Another major factor is the Western export controls, primarily from the U.S. and allied countries. These controls restrict China’s access to many cutting-edge semiconductor manufacturing tools and software. This limits China’s ability to scale highest-end production, even as its chip consumption keeps rising.
Chinese chipmaker SMIC and others are warning of memory shortages. These shortages hit consumer products like phones and cars in 2026. It’s tied to global allocation of memory capacity to AI/data centres, and Chinese companies feel the squeeze too. AI consumes enormous amounts of memory. As a result, high-performance memory is prioritized. Meanwhile, “Legacy” memory, used in PCs, phones, and consumer SSDs, receives a smaller share of production.
In Summary
Global chip supply stays tight in 2026 as AI demand absorbs advanced memory capacity. China produces fewer chips than it needs due to technology gaps and export controls. Consumer RAM and SSD prices will stay elevated, with manufacturers prioritising AI, servers, and enterprise markets.
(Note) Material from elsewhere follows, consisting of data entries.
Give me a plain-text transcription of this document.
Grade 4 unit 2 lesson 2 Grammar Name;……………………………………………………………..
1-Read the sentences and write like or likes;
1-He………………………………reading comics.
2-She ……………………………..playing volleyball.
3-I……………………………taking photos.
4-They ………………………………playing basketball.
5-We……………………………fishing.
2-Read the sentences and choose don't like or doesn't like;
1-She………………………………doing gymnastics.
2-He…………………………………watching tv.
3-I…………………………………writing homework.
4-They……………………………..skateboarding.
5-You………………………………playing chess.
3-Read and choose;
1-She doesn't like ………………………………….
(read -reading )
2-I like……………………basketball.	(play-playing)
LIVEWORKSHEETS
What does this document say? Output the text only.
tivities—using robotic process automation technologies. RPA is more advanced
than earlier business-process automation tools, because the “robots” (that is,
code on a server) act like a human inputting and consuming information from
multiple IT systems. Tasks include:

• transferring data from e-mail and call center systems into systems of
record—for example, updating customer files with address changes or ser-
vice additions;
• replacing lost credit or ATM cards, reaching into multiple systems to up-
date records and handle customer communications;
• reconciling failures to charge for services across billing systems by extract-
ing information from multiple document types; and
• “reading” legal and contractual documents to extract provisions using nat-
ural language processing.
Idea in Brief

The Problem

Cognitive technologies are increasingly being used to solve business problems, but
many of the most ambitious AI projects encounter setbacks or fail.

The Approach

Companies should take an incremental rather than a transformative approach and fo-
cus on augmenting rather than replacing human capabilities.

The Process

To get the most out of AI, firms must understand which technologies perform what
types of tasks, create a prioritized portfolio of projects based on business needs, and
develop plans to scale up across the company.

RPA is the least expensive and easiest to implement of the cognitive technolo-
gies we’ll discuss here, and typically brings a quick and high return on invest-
Estimated reading time: 7 minutes
Key Takeaways
- Micron plans to stop selling Crucial-branded consumer products by February 2026 but will continue to support existing products.
- The global memory market has seen rising demand. This demand is particularly strong for AI and cloud-based applications. As a result, there has been a decline in consumer memory shipments.
- AI’s rapid growth drives higher demand for memory in data centers, affecting the supply of consumer memory products.
- Production shortages and Western export controls hinder China’s ability to produce chips, contributing to higher consumer memory prices in 2026.
- Overall, consumer memory prices 2026 will stay elevated due to ongoing demand for AI and enterprise memory solutions.